SBC will determine the most cost-effective access service for each site without your having to worry about it. Service speeds range from 64K to 2.4G bit/sec.

For existing SBC Dedicated Internet Access (DIA) customers, SBC simply adds a premium to your monthly fee for directing your intranet traffic to a Cisco-based MPLS backbone that does not commingle your traffic with public Internet traffic.

For example, a DIA service at 1.5M bit/sec (T-1) speeds is $699 per month; for an additional $66 ($765), you gain access to the VPN service.

Other sample monthly VPN prices, presuming a three-year contract:

* 12M bit/sec: $4,102 (DIA price at this speed plus a premium of $439).

* 30M bit/sec: $7,331(DIA price at this speed plus a premium of $1,200).

* 145M bit/sec: $26,404 (DIA price at this speed plus a premium of $6,298).

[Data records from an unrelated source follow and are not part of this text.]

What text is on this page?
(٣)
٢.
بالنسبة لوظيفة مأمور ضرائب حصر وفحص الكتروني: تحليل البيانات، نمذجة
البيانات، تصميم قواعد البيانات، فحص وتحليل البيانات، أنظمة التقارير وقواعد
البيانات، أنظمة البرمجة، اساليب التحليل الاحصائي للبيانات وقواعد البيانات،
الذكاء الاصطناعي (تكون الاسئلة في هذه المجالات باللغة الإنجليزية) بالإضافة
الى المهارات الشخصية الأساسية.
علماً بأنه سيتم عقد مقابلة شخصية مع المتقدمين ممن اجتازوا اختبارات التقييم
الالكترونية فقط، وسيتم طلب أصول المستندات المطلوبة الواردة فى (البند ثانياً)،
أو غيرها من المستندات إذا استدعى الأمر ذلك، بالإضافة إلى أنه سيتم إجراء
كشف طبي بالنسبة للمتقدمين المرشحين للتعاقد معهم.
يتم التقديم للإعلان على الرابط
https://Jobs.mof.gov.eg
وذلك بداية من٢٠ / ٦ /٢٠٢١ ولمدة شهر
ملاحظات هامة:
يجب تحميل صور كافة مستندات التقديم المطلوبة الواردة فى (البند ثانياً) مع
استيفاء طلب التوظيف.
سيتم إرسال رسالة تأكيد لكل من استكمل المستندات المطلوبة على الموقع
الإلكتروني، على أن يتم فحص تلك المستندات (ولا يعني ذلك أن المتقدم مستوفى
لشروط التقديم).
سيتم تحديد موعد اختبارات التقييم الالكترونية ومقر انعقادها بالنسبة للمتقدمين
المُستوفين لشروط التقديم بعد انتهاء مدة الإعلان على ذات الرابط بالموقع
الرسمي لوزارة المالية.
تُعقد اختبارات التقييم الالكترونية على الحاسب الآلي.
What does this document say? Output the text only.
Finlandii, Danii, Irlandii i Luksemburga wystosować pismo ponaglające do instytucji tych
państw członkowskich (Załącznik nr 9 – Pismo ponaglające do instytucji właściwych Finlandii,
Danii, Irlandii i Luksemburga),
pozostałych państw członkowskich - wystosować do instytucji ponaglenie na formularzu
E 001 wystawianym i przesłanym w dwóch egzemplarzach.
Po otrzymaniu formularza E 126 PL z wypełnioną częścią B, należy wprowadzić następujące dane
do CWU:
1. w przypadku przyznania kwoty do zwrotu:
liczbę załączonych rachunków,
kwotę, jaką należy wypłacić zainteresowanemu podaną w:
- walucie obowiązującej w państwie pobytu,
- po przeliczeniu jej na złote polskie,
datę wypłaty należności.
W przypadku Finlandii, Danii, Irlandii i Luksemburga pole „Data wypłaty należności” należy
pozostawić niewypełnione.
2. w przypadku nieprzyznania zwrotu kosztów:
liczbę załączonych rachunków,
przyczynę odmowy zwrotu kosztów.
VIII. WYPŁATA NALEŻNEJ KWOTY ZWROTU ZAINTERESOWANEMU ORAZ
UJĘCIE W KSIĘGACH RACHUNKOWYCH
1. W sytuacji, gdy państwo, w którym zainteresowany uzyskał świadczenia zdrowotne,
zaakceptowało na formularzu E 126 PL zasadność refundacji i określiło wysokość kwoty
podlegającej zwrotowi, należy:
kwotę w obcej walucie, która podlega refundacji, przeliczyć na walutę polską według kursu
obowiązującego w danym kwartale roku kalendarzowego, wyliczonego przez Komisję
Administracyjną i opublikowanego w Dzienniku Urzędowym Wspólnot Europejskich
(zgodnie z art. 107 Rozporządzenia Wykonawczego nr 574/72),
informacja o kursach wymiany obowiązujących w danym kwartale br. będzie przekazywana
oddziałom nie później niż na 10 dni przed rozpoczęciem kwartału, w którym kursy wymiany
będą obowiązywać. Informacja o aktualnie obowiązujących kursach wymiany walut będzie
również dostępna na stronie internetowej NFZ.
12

As for service guarantees, the provider promises an “IP committed information rate” end to end at the access speed specified for each site, along with 99.99% network availability, less than 40 milliseconds delay, and less than .1% packet loss. These performance metrics are independent of access type: TDM, frame relay, ATM, SONET, and last-mile wireless technologies.

DSL access for smaller sites is also available; SBC says these performance guarantees will be available for DSL later this year.

As a managed service, PremierSERV includes managed CPE. So if SBC deems ATM as the “best” way to connect you to the VPN service, the carrier will install an ATM switch at your site and manage it, says a company spokesman.

Many LECs have announced long-haul VPN services lately. For example, Verizon said last fall it is building an MPLS-based IP VPN service using Cisco routers. Qwest earlier this year said it would soon offer frame relay and ATM access to a new IP VPN service based on its existing MPLS backbone. To date, the company has offered IPSec-based encrypted VPN services through the public Internet.